After all the leak shenanigans, the build up to Middle-Earth: Shadow of War is underway. A big gameplay demonstration dropped on the game’s official YouTube hub this week. It looks incredible; it really does. Fire seems to be a big deal this time around, because it is everywhere in that video. The environment is ablaze, weapons are covered in flames, it’s just all over the place. If this and The Legend of Zelda: Breath of the Wild are any indication, fire is the new way to show off your tech. Anyway, the Nemesis System is back and bigger, with new functions such as betrayal, demonstrated when an enemy orc’s henchman turns on him in the middle of a skirmish.
The Nemesis System is cool. It’s a great tool that makes each player’s game feel unique and personal, even if it boils down to algorithms and procedurally-generated text. It made Shadow of Mordor what it is, and it will make Shadow of War what it is. Nobody else does this thing that these games do, which sets them apart from the competition. But wait, does nobody else do the Nemesis System? The AAA video game space is all about each new game taking elements from everything before it. Shadow of Mordor itself is a mix between Assassin’s Creed and Batman: Arkham City. It’s all the same little bits and pieces of what have come to be AAA gaming, plus all the Nemesis stuff.
I wonder why I haven’t seen this copied yet, and it could be that it’s such a specific kind of system. Nemesis is large and somewhat complex, but it also is the core of these games, what everything is sort of built around. Maybe that’s why other developers haven’t jumped on creating derivatives yet. That’s the simple answer, but there’s something else to consider. The news cycle, the hype train of a new release, often has a shelf-life. Most super popular games stick around, floating in the mindshare, perhaps through merchandise or people continuing to break the game, finding hidden secrets or alternative ways to play.
Another factor is one of the most enduring aspects of any form of media, the most effective way to draw a human into a creative work: storytelling. Shadow of Mordor is not a source of good storytelling. It leans hard on its Lord of the Rings license to capture the look and feel of the characters and world. But what’s the story? Revenge. It’s all about a sad dude who’s sad because the bad guy murdered his family and he wants revenge. There’s also a ghost more or less possessing the man, which could be interesting, but really just exists to explain the mechanics and add a bunch of lore gobbledygook to the proceedings.

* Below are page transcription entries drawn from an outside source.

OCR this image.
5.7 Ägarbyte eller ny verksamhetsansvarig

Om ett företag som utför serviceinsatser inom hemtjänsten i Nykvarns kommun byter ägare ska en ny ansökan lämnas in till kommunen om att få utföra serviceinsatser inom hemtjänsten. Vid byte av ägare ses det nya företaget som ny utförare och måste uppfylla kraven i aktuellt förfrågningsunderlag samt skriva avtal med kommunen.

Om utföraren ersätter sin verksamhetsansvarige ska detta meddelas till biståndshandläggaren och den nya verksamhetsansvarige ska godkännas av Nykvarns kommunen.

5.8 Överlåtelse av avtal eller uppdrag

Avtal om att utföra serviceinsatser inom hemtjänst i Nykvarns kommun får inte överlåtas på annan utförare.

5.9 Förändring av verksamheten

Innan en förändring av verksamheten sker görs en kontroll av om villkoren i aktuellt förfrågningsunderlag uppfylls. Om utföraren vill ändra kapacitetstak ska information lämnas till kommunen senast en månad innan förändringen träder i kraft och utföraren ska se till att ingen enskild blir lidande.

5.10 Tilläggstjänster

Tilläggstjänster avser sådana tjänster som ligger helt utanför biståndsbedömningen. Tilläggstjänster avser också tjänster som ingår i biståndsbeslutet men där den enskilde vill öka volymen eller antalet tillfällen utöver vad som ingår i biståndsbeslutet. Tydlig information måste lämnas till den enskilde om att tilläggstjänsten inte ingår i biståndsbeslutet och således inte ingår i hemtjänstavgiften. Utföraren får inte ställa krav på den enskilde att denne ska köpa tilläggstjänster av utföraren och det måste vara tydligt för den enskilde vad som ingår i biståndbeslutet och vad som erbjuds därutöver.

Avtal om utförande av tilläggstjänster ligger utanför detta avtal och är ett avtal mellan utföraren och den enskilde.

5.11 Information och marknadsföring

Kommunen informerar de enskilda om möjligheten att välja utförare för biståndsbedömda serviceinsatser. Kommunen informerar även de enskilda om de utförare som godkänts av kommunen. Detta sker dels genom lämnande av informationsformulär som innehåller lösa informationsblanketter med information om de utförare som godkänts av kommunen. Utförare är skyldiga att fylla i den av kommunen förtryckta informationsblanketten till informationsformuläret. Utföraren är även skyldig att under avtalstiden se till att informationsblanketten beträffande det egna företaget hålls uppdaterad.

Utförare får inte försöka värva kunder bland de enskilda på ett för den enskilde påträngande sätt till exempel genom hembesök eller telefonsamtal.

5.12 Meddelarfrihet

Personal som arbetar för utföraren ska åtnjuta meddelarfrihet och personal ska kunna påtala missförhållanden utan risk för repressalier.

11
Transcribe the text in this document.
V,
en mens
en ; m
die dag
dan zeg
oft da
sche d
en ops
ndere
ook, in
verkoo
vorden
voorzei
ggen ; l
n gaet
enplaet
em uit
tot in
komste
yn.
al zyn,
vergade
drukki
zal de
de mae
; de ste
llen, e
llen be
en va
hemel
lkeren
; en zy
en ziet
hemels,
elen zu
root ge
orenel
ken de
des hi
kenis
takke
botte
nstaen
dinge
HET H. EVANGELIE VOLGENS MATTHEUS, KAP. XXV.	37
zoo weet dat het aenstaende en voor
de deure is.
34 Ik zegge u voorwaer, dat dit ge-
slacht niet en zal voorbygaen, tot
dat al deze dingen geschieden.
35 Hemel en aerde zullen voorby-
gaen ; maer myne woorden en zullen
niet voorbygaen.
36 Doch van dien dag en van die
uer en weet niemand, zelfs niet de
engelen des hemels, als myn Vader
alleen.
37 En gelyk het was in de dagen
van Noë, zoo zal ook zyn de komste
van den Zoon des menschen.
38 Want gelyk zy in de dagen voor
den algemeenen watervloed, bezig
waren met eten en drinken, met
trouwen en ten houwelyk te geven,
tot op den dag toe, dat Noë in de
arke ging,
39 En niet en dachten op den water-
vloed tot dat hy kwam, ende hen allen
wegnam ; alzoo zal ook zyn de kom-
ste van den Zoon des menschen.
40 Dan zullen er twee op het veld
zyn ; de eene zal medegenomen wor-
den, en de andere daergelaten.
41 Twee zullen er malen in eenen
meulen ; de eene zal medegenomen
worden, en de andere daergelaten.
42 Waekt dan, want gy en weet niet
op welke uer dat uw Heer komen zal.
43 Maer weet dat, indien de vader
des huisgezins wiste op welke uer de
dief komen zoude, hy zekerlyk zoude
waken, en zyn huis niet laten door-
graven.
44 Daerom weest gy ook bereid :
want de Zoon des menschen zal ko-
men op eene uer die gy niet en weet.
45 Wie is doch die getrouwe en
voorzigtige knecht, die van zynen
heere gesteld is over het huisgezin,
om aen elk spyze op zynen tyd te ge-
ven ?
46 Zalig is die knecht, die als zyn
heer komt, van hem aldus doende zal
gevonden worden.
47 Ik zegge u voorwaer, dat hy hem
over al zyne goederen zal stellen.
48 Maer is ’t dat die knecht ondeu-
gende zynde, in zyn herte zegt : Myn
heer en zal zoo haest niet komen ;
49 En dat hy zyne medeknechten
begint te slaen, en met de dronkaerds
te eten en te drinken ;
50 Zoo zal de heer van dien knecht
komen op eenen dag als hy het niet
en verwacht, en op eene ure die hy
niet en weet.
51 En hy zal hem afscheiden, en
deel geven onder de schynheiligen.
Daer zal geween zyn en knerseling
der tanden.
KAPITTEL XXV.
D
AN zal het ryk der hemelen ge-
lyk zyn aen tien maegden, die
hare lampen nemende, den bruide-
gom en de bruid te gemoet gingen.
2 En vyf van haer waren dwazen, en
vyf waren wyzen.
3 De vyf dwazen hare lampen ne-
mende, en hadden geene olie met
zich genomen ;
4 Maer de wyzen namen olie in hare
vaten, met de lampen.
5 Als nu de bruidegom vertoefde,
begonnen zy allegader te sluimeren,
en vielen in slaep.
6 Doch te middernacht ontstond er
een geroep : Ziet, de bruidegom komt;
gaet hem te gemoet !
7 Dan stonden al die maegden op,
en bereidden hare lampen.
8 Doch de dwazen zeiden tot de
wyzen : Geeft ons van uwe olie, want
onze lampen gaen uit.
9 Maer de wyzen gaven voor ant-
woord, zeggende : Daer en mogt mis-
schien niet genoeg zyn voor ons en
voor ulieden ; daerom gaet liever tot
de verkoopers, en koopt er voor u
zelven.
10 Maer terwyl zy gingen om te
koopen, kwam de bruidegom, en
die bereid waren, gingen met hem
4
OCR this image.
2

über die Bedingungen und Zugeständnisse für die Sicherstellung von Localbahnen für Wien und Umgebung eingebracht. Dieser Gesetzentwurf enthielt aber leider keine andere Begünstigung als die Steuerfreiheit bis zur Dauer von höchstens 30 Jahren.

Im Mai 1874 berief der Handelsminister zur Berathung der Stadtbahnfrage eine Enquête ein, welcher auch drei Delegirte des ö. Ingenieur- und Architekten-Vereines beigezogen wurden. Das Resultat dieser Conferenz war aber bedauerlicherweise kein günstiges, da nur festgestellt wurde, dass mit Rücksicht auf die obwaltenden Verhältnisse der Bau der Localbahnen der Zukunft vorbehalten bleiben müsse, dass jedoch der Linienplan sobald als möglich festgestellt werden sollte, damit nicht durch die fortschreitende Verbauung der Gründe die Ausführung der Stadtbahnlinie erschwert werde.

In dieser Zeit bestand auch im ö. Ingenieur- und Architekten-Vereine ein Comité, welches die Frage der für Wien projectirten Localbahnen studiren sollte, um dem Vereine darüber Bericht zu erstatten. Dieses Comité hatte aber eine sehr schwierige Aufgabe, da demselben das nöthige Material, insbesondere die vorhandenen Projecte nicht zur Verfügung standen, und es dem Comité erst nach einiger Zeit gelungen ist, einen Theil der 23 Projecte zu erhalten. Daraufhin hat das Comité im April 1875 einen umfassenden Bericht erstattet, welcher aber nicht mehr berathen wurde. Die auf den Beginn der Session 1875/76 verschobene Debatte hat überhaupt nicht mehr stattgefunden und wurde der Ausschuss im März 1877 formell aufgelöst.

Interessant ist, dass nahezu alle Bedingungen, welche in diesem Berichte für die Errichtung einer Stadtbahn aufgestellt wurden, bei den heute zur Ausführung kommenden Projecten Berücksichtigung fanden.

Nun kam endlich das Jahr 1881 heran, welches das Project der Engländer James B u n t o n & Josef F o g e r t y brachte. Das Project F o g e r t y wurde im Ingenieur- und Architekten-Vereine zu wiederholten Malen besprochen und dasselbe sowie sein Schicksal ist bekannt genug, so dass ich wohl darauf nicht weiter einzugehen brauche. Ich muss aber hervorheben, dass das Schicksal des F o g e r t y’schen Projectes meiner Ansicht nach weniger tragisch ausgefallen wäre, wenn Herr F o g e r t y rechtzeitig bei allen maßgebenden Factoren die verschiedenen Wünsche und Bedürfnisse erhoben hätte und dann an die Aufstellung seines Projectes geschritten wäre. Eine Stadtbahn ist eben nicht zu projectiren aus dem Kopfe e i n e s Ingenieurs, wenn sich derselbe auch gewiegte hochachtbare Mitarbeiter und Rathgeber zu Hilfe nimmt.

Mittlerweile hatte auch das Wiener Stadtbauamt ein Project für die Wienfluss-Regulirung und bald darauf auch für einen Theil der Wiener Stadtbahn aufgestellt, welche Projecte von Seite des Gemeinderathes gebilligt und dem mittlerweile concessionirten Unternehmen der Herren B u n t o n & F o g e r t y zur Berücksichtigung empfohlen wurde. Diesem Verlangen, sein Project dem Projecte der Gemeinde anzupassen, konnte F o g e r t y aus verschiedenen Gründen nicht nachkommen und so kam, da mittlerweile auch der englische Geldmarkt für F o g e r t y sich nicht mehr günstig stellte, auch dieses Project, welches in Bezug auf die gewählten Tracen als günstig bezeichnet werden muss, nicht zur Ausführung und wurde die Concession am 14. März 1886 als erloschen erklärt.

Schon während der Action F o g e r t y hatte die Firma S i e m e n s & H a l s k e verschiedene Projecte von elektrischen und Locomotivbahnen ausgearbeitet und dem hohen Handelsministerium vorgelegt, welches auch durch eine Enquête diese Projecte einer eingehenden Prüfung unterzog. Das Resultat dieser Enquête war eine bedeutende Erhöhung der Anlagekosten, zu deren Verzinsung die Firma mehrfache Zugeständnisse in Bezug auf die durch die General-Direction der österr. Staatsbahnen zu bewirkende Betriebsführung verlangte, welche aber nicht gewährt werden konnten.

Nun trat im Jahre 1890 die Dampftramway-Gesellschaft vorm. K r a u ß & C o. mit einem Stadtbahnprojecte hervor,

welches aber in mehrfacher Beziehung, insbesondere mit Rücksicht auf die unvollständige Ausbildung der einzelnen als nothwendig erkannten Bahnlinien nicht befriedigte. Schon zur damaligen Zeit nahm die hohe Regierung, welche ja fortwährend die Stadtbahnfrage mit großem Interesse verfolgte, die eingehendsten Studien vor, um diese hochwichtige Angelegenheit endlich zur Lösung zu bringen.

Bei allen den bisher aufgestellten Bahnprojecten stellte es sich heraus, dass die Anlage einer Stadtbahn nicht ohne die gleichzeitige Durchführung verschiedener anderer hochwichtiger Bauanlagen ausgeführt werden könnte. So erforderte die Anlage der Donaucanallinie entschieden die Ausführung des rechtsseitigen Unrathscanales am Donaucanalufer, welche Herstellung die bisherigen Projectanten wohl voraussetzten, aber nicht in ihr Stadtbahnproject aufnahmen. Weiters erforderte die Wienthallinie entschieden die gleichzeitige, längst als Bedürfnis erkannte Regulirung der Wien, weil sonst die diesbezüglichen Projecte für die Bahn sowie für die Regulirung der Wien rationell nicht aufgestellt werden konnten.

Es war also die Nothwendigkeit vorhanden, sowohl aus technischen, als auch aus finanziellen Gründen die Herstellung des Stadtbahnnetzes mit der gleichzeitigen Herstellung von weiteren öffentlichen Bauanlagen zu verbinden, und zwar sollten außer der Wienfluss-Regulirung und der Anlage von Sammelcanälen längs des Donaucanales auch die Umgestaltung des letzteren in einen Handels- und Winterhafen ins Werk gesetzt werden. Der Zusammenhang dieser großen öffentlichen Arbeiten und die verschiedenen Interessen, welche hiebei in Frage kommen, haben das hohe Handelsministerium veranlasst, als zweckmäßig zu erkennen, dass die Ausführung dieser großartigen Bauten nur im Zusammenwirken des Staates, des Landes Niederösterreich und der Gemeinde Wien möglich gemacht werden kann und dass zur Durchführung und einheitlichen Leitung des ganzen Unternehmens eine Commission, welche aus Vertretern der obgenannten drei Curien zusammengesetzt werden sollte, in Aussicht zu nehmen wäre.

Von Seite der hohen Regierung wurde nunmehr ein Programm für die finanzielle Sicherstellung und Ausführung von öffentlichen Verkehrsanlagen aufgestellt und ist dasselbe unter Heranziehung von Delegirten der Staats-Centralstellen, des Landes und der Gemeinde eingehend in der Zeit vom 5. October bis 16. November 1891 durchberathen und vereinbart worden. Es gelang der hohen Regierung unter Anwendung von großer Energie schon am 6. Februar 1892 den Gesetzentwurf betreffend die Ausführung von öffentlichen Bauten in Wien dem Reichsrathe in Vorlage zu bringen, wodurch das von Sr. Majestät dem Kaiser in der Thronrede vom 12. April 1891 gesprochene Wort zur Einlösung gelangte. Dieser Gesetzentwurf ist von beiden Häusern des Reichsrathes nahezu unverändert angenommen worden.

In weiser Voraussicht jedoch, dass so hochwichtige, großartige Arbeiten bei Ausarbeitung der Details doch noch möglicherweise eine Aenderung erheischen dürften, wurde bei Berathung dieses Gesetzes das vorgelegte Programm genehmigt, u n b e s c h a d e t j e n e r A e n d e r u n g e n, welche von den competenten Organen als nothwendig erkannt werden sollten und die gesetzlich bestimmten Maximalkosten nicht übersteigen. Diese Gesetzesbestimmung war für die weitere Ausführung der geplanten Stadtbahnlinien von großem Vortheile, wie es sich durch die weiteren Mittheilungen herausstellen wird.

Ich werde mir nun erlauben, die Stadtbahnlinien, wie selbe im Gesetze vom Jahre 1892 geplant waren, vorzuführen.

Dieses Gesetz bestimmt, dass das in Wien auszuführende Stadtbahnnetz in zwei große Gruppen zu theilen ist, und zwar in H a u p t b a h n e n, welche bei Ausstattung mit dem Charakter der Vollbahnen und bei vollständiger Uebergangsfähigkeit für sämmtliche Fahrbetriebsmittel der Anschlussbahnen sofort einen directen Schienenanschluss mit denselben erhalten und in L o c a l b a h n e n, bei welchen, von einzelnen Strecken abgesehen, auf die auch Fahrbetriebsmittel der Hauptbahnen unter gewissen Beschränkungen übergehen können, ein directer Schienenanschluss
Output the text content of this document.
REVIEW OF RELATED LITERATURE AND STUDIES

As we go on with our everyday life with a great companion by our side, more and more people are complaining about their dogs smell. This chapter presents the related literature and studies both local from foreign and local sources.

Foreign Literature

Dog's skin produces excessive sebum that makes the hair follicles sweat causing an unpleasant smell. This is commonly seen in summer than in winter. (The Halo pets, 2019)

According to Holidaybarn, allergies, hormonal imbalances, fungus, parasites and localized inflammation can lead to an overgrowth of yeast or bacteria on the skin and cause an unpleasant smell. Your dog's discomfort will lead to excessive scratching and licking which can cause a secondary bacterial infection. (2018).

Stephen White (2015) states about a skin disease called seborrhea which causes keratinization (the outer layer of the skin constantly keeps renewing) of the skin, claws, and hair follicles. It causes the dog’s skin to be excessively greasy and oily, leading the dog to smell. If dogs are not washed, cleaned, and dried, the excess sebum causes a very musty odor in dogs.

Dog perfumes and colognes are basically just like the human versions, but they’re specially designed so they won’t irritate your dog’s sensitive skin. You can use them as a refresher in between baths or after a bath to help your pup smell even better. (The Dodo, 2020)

Lore is not a substitute for telling a story, it’s just a bunch of pronouns and jargon (poorly) masking a very basic, boilerplate story about a man wanting revenge for his dead family members, a setup nobody really cares about anymore. I feel like Shadow of Mordor's banal narrative exploits are to blame for it not being where it could be. It was a popular, well-received game. Shadow of War has the same kind of buzz and anticipation one would expect of a AAA game, but what else? What’s separating Shadow of Mordor from Ubisoft's non-Assassin’s Creed games? Will we be talking about it six months after it comes out? We didn’t with Shadow of Mordor. It’s just another game that shows up on Bundle Stars all the time.
Cool technical gimmicks alone don’t sell an experience in the long term. A game needs broad appeal, whether it’s some sort of longstanding multiplayer component like Call of Duty offers or excellent storytelling. The Last of Us is an all-timer, a game that will always be front and center in discussions. Did it play remarkably well? Not really, but it had an incredible story, one that continues to hang over people’s heads as we approach the sequel several years later.
The Nemesis System is a great hook. It got people talking about how cool it was to play Shadow of Mordor. It made the game a success and a valuable brand. But it won’t ever sit on the same pedestal as many of its peers, because it was ultimately an incredibly boring experience when it relied on that system to stay compelling over several hours of dull, lore-drenched plot. Shadow of War could be much more, but all I see so far is the same characters and the same situations with a bit more mechanical nuance. As fun as this game could be, I couldn’t stay engaged enough in the previous game to finish it. I can’t recall any details of the original's story. It’s the most “flash in the pan” style game on my shelf. It could have been better, and Shadow of War is an opportunity to make that happen. But if I still don’t care about why I’m participating in the Nemesis System, I’ll run out of steam much faster this time.